We must all recognize and uphold the higher goals for our nation. National unity based on equality, justice, and peace must never be sacrificed for short term political gain. Our objective to institute democracy to give equal opportunity to all our citizens, and our devotion to the rule of law, must never be compromised to maintain or attain political power. Unless we urgently begin dialogue with mutual respect, and get back on track to work towards achieving our national goal, we are bound to repeat the darkest periods of our nation’s history. We must, therefore, develop short and long term strategies to help us back on course to work towards achieving our ideal.
In the short term, we suggest that all political parties should jointly establish a forum for mediation and conflict resolution to help address the current problem by bringing back relevant parties to the negotiation table. Prominent, respected religious, civic, academic and business leaders that uphold the higher objectives of our nation above ethnic, religious, political and financial consideration, should be selected to serve on the Mediation Board. The Board should be immediately established to urgently help to explore ways and means for peaceful resolution of the current political impasse. At the same time, the Board should develop and disseminate confidence building measures to generate tolerance, understanding, and some measure of trust. Ethiopians at home and in the Diaspora, as well as the international community must actively and enthusiastically engage with and support the work of the forum.

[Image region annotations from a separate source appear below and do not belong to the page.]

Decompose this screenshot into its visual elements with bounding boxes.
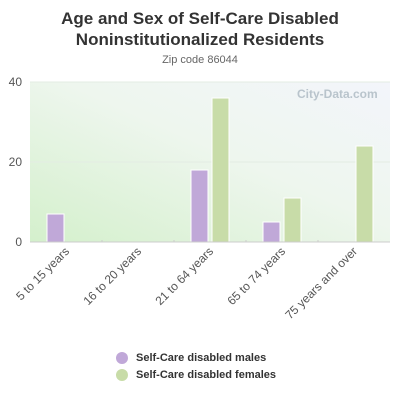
legend-label-males: Self-Care disabled males: [136, 351, 267, 364]
x-tick-label: 75 years and over: [282, 244, 360, 322]
legend-item-males: Self-Care disabled males: [116, 349, 276, 366]
legend-swatch-males: [116, 351, 128, 364]
chart-title: Age and Sex of Self-Care Disabled Nonins…: [0, 8, 400, 50]
x-tick-label: 21 to 64 years: [152, 244, 216, 308]
bar-females: [283, 197, 302, 243]
bar-males: [262, 221, 281, 243]
y-tick-label: 20: [9, 155, 23, 169]
x-tick-label: 16 to 20 years: [80, 244, 144, 308]
y-tick-label: 0: [15, 235, 22, 249]
chart-subtitle: Zip code 86044: [162, 54, 238, 66]
bar-males: [46, 213, 65, 243]
legend-item-females: Self-Care disabled females: [116, 366, 276, 383]
x-tick-label: 5 to 15 years: [13, 244, 72, 303]
legend-swatch-females: [116, 368, 128, 381]
y-tick-label: 40: [9, 75, 23, 89]
legend: Self-Care disabled males Self-Care disab…: [116, 349, 276, 383]
bar-females: [211, 97, 230, 243]
x-tick-label: 65 to 74 years: [224, 244, 288, 308]
watermark: City-Data.com: [297, 87, 378, 101]
bar-males: [190, 169, 209, 243]
title-line-2: Noninstitutionalized Residents: [75, 30, 325, 49]
title-line-1: Age and Sex of Self-Care Disabled: [61, 9, 339, 28]
bar-females: [355, 145, 374, 243]
legend-label-females: Self-Care disabled females: [136, 368, 277, 381]
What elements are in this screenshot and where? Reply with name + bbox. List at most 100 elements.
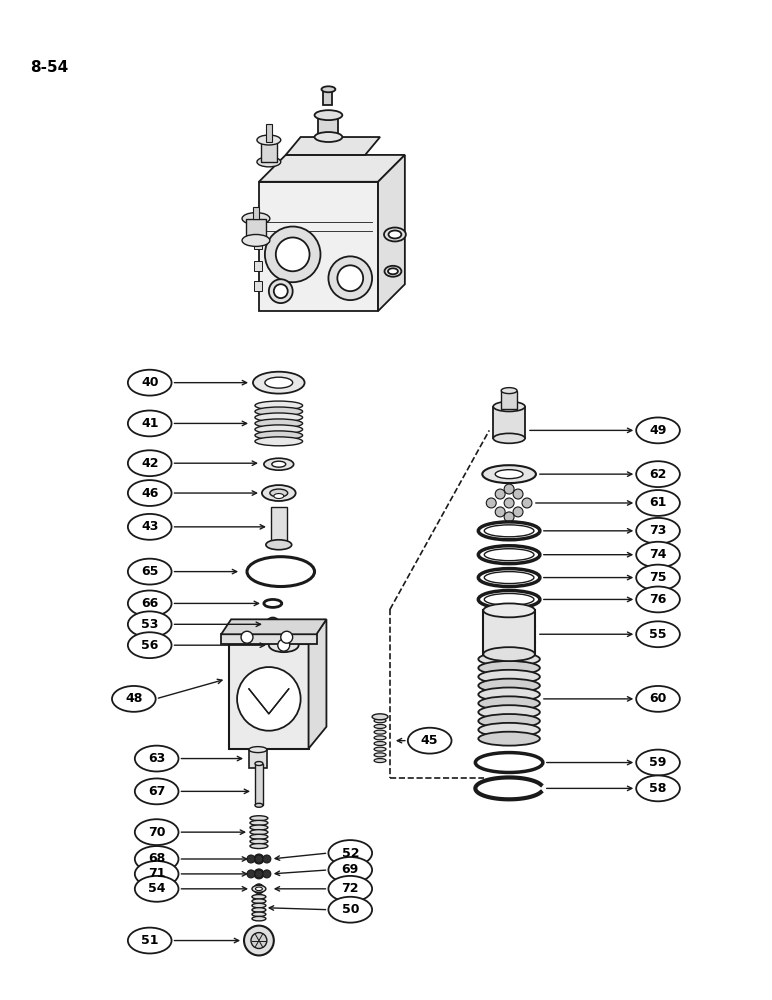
Ellipse shape bbox=[374, 759, 386, 763]
Text: 41: 41 bbox=[141, 417, 158, 430]
Ellipse shape bbox=[250, 816, 268, 821]
Ellipse shape bbox=[135, 819, 178, 845]
Circle shape bbox=[281, 631, 293, 643]
Ellipse shape bbox=[493, 402, 525, 411]
Circle shape bbox=[274, 284, 288, 298]
Text: 45: 45 bbox=[421, 734, 438, 747]
Circle shape bbox=[241, 631, 253, 643]
Text: 43: 43 bbox=[141, 520, 158, 533]
Ellipse shape bbox=[374, 753, 386, 757]
Bar bbox=[501, 391, 517, 409]
Text: 51: 51 bbox=[141, 934, 158, 947]
Text: 46: 46 bbox=[141, 487, 158, 500]
Ellipse shape bbox=[128, 928, 171, 953]
Circle shape bbox=[337, 265, 363, 291]
Text: 65: 65 bbox=[141, 565, 158, 578]
Ellipse shape bbox=[636, 490, 680, 516]
Ellipse shape bbox=[479, 696, 540, 710]
Circle shape bbox=[513, 507, 523, 517]
Text: 76: 76 bbox=[649, 593, 667, 606]
Bar bbox=[271, 507, 286, 545]
Ellipse shape bbox=[328, 897, 372, 923]
Circle shape bbox=[504, 484, 514, 494]
Text: 53: 53 bbox=[141, 618, 158, 631]
Text: 40: 40 bbox=[141, 376, 158, 389]
Ellipse shape bbox=[255, 762, 263, 766]
Bar bbox=[249, 750, 267, 768]
Text: 42: 42 bbox=[141, 457, 158, 470]
Bar bbox=[261, 140, 277, 162]
Circle shape bbox=[513, 489, 523, 499]
Polygon shape bbox=[222, 634, 317, 644]
Polygon shape bbox=[378, 155, 405, 311]
Ellipse shape bbox=[255, 413, 303, 422]
Ellipse shape bbox=[250, 820, 268, 825]
Circle shape bbox=[255, 855, 263, 863]
Ellipse shape bbox=[374, 736, 386, 740]
Polygon shape bbox=[259, 155, 405, 182]
Text: 48: 48 bbox=[125, 692, 143, 705]
Circle shape bbox=[495, 507, 505, 517]
Ellipse shape bbox=[128, 632, 171, 658]
Ellipse shape bbox=[135, 846, 178, 872]
Circle shape bbox=[244, 926, 274, 955]
Ellipse shape bbox=[242, 234, 270, 246]
Text: 49: 49 bbox=[649, 424, 667, 437]
Ellipse shape bbox=[128, 450, 171, 476]
Circle shape bbox=[522, 498, 532, 508]
Ellipse shape bbox=[321, 86, 335, 92]
Text: 74: 74 bbox=[649, 548, 667, 561]
Circle shape bbox=[495, 489, 505, 499]
Text: 62: 62 bbox=[649, 468, 667, 481]
Circle shape bbox=[504, 512, 514, 522]
Ellipse shape bbox=[252, 908, 266, 912]
Circle shape bbox=[237, 667, 300, 731]
Circle shape bbox=[263, 870, 271, 878]
Text: 69: 69 bbox=[342, 863, 359, 876]
Text: 60: 60 bbox=[649, 692, 667, 705]
Ellipse shape bbox=[256, 887, 262, 891]
Polygon shape bbox=[319, 115, 338, 137]
Polygon shape bbox=[259, 182, 378, 311]
Ellipse shape bbox=[479, 723, 540, 737]
Ellipse shape bbox=[374, 747, 386, 751]
Ellipse shape bbox=[479, 732, 540, 746]
Ellipse shape bbox=[253, 372, 305, 394]
Ellipse shape bbox=[372, 714, 388, 720]
Ellipse shape bbox=[636, 565, 680, 590]
Text: 50: 50 bbox=[341, 903, 359, 916]
Ellipse shape bbox=[128, 590, 171, 616]
Text: 66: 66 bbox=[141, 597, 158, 610]
Text: 54: 54 bbox=[148, 882, 165, 895]
Ellipse shape bbox=[255, 401, 303, 410]
Circle shape bbox=[278, 639, 290, 651]
Ellipse shape bbox=[408, 728, 452, 754]
Circle shape bbox=[247, 870, 255, 878]
Bar bbox=[254, 261, 262, 271]
Ellipse shape bbox=[374, 724, 386, 728]
Ellipse shape bbox=[255, 425, 303, 434]
Circle shape bbox=[328, 256, 372, 300]
Ellipse shape bbox=[250, 825, 268, 830]
Ellipse shape bbox=[374, 719, 386, 723]
Ellipse shape bbox=[266, 540, 292, 550]
Bar bbox=[253, 207, 259, 219]
Ellipse shape bbox=[636, 542, 680, 568]
Text: 8-54: 8-54 bbox=[31, 60, 69, 75]
Ellipse shape bbox=[479, 670, 540, 684]
Text: 58: 58 bbox=[649, 782, 667, 795]
Polygon shape bbox=[286, 137, 380, 155]
Text: 71: 71 bbox=[148, 867, 165, 880]
Ellipse shape bbox=[272, 461, 286, 467]
Circle shape bbox=[269, 279, 293, 303]
Ellipse shape bbox=[128, 611, 171, 637]
Circle shape bbox=[504, 498, 514, 508]
Ellipse shape bbox=[479, 705, 540, 719]
Circle shape bbox=[254, 884, 264, 894]
Ellipse shape bbox=[128, 559, 171, 585]
Ellipse shape bbox=[269, 638, 299, 652]
Polygon shape bbox=[309, 619, 327, 749]
Ellipse shape bbox=[265, 377, 293, 388]
Circle shape bbox=[265, 227, 320, 282]
Ellipse shape bbox=[384, 228, 406, 241]
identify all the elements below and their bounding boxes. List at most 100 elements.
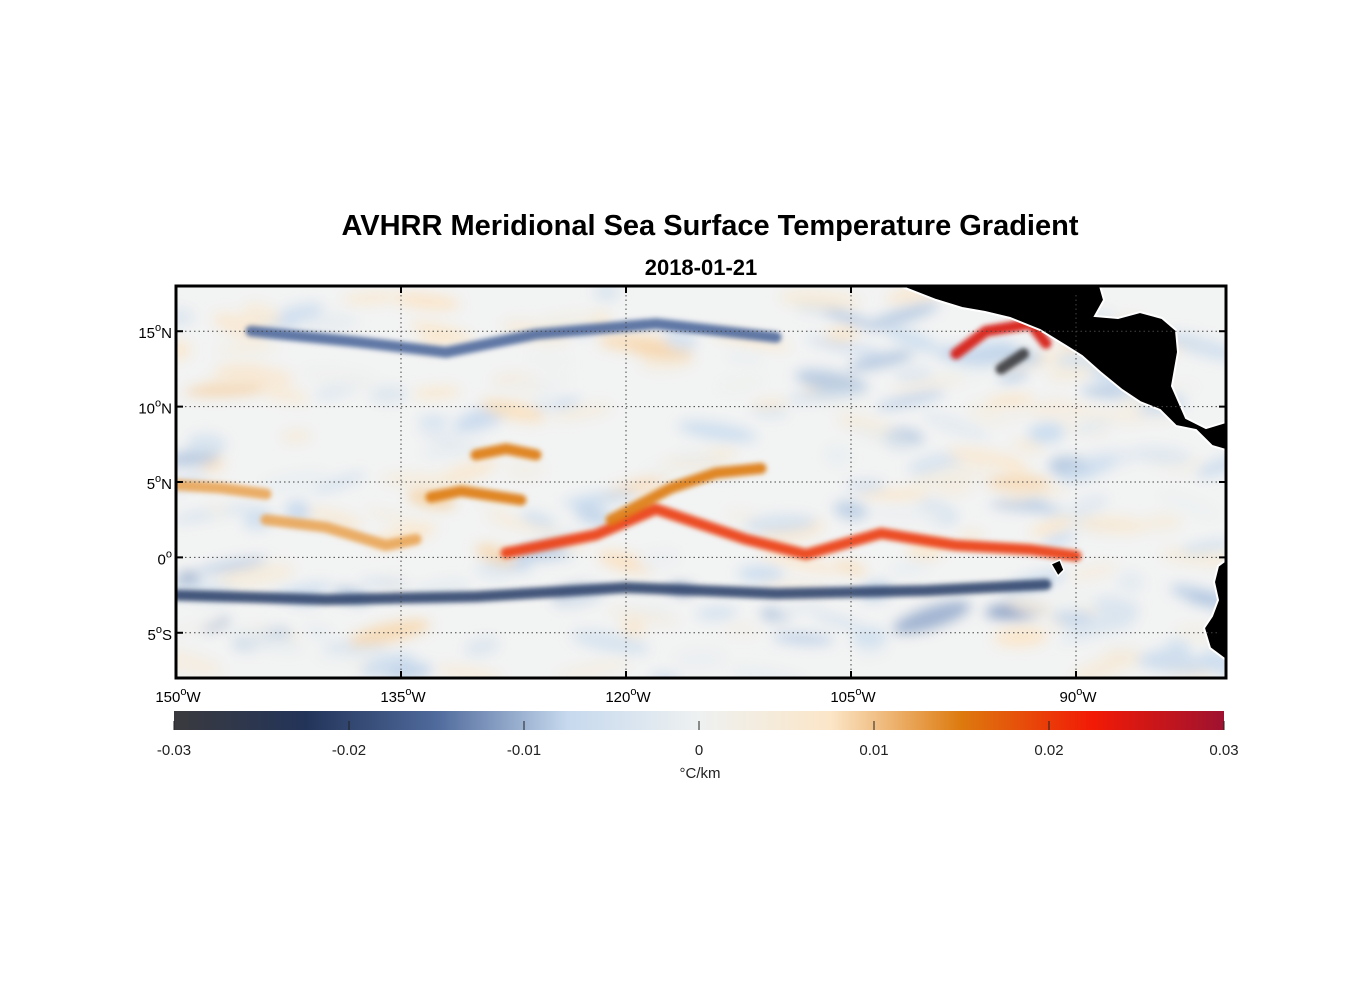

Once the overriding current problems peacefully subside, the Mediation Board should work on a long term strategy to help us avoid similar political deadlock in the future. In this regard, the Board should review and advise on how best to address the underlying problems that continue to simmer beneath the surface to undermine trust and confidence between leaders and the people, between political parties themselves, and also between the various groups of people that compose our nation. Such long neglected core issues of contention that continue to erode trust and confidence and hamper social, economic and political development must be sincerely and fully addressed. This will help us to avoid squandering every opportunity that comes our way for true reconciliation and socio-economic development. The adaptation of the South African model of “Truth and Reconciliation” and the teaching of “Tolerance” as practiced in Lebanon and in the USA, should be explored to help develop a suitable template that is most befitting for Ethiopia’s particular case.
In concluding we must be candid. All political leaders are ultimately accountable to their constituents, and the only justification for government of any sort is to ensure the protection and prosperity of its people. At this stage of our nation’s history, the elected leaders have been given the clear public mandate to institute democracy and democratic principles as a mechanism for lifting Ethiopia from under development. Thus the leaders have a sacred and profound responsibility to do the public’s bidding and not to divert them to other agendas. If the leaders fail the people at this crucial juncture, history will judge harshly.
May God grant us the wisdom to rise above our current problems and help us to create true peace from conflict.